Barbour berpendapat bahwa tradisi keagamaan dapat
dipandang sebagai komunitas yang memegang paradigma yang sama. Penafsiran
terhadap data (misal pengalaman keagamaan dan data sejarah) lebih banyak
bergantung kepada paradigma dalam agama daripada dalam sains. Asumsi-asumsi ad
hoc sering diperkenalkan untuk mengatasi anomali sehingga paradigma
keagamaan jauh lebih resisten terhadap falsifikasi, tetapi sama sekali tidak
kebal terhadap tantangan.[29]
Bahkan menurut Barbour, beberapa penulis mengangkat kesejajaran
metodologis antara sains dan agama. John Polkinghorne, seorang fisikiawan
dan teolog mengajukan contoh tentang penilaian personal dan data yang sarat
dengan muatan teori pada kedua bidang. Data untuk momunitas keagamaan adalah
teks kitab suci dan sejarah pengalaman keagamaannya. Ada keserupaan antara
bidang-bidang bahwa “masing-masing bidang dapat diperbaiki, mengaitkan teori
dengan pengalaman, dan berkaitan dengan realitas tanpa rupa yang lebih lembut
daripada objektivitas yang naif.”[30]
Filosof Holmes Rolston berpendapat bahwa keyakinan
keagamaan biasa disertai dengan menafsirkan dan mengaitkannya dengan
pengalaman, sebagaimana teori ilmiah yang juga menafsirkan dan mengaitkannya
dengan data percobaan. Kepercayaan menurut Rolston dapat diuji dengan kriteria
konsistensi dan kongruensi terhadap pengalaman. Namun menurut Rolston, tujuan
utama agama adalah untuk perkembangan pribadi. Dan lebih jauh lagi, bahwa
terdapat perbedaan signifikan antara sains dan agama, di mana sains fokus pada
kausa (sebab akibat) sedangkan agama fokus pada makna personal.[31]

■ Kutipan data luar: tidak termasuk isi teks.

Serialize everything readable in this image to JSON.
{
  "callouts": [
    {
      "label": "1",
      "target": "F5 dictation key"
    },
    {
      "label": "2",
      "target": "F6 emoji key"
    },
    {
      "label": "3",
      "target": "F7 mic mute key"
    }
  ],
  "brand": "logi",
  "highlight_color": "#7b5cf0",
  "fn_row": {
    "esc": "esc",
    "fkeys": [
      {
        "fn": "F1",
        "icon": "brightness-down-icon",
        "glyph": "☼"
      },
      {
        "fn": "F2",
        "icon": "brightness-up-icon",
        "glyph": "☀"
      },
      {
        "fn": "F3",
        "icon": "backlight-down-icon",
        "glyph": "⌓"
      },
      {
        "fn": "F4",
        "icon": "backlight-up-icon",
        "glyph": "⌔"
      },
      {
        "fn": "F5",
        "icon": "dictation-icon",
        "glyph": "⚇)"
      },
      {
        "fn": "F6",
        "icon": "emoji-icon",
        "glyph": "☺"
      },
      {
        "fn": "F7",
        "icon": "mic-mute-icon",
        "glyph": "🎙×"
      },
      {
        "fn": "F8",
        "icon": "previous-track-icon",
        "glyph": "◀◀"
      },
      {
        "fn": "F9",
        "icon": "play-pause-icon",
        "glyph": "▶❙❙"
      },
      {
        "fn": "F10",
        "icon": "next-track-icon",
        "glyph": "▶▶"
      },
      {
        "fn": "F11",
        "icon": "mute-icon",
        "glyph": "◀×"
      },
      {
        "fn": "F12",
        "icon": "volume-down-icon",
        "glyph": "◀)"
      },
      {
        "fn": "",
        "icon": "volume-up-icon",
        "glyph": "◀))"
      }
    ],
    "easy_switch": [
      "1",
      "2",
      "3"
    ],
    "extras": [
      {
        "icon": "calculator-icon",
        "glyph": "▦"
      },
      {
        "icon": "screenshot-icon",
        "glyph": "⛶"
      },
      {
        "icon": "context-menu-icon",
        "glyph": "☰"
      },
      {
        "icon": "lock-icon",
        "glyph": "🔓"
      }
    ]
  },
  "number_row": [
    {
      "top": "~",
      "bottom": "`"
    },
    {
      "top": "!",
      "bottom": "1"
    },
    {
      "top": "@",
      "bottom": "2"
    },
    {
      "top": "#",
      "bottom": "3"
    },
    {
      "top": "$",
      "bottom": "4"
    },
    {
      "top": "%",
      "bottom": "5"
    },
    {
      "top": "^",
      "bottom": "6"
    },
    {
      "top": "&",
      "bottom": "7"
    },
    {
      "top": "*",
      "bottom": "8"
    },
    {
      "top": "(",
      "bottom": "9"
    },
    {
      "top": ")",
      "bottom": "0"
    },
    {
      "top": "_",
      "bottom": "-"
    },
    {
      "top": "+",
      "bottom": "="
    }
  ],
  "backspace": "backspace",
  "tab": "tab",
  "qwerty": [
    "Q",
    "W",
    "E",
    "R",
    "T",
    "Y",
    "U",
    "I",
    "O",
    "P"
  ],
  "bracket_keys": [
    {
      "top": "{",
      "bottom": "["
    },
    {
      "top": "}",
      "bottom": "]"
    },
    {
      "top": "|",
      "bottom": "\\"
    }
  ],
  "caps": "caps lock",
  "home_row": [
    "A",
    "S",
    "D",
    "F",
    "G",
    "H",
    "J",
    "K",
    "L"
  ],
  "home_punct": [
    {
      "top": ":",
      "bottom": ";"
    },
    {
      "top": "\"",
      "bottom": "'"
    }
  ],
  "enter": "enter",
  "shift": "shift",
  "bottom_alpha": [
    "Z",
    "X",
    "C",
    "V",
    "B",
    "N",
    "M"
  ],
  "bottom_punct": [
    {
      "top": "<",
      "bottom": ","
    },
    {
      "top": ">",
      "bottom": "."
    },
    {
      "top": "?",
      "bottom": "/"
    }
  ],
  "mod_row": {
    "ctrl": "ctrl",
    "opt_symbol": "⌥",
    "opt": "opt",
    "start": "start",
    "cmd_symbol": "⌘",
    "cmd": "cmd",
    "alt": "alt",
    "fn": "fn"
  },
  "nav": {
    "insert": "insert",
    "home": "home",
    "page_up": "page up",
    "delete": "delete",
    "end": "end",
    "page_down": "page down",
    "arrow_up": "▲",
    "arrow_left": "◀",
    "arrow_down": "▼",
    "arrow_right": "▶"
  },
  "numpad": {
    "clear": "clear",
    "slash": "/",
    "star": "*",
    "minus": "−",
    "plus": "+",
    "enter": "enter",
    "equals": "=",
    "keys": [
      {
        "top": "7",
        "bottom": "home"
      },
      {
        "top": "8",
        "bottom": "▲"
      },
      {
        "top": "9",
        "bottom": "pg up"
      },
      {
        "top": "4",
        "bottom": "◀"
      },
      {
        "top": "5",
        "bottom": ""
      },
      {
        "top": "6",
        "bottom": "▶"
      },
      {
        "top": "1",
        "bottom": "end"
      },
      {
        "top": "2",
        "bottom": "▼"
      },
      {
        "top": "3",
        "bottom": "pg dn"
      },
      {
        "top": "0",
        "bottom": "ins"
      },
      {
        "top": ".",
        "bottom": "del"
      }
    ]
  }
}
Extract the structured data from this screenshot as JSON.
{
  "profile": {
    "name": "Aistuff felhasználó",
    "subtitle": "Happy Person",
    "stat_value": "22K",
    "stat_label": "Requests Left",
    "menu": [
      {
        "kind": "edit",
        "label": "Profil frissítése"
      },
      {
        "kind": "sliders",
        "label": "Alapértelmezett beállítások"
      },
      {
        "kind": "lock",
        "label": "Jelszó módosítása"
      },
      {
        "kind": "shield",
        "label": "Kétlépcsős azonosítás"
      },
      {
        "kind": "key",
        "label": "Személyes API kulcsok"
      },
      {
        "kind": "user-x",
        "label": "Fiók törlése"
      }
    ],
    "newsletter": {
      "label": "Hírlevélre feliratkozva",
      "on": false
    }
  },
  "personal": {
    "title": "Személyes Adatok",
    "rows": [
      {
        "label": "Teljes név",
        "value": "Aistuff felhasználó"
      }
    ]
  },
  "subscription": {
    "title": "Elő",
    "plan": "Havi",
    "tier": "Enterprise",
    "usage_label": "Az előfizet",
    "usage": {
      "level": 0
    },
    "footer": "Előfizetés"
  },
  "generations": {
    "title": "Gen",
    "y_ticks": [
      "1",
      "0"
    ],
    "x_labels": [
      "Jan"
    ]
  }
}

Dalam budaya juga sama halnya. Perubahan paradigma
memiliki kesejajaran dengan apa yang dialami oleh sains dan agama. Sebagaimana
yang dijelaskan oleh Van Peursen, bahwa kebudayaan manusia itu terbagi tiga
tahap: pertama, mistis, kedua, ontologis, dan ketiga,
fungsional.. Pada tahap mistis, manusia bersikap seakan merasakan
dirinya dikepung oleh kekuatan-kekuatan gaib di sekitar dirinya. Pada tahap ontologis,
manusia mulai melepaskan diri dari kepungan kekuatan-kekuatan gaib itu dan
bersikap mengambil jarak dari objek di sekitarnya serta mulai melakukan
penelaahan-penelaahan terhadap objek tersebut. Kemudian pada tahap fungsional,
di sini manusia bukan hanya melakukan penelaahan-penelaahan terhadap
objek-objek di sekitar kehidupannya, namun lebih dari itu, dia mengfungsikan
pengetahuannya bagi kepentingan dirinya.[32]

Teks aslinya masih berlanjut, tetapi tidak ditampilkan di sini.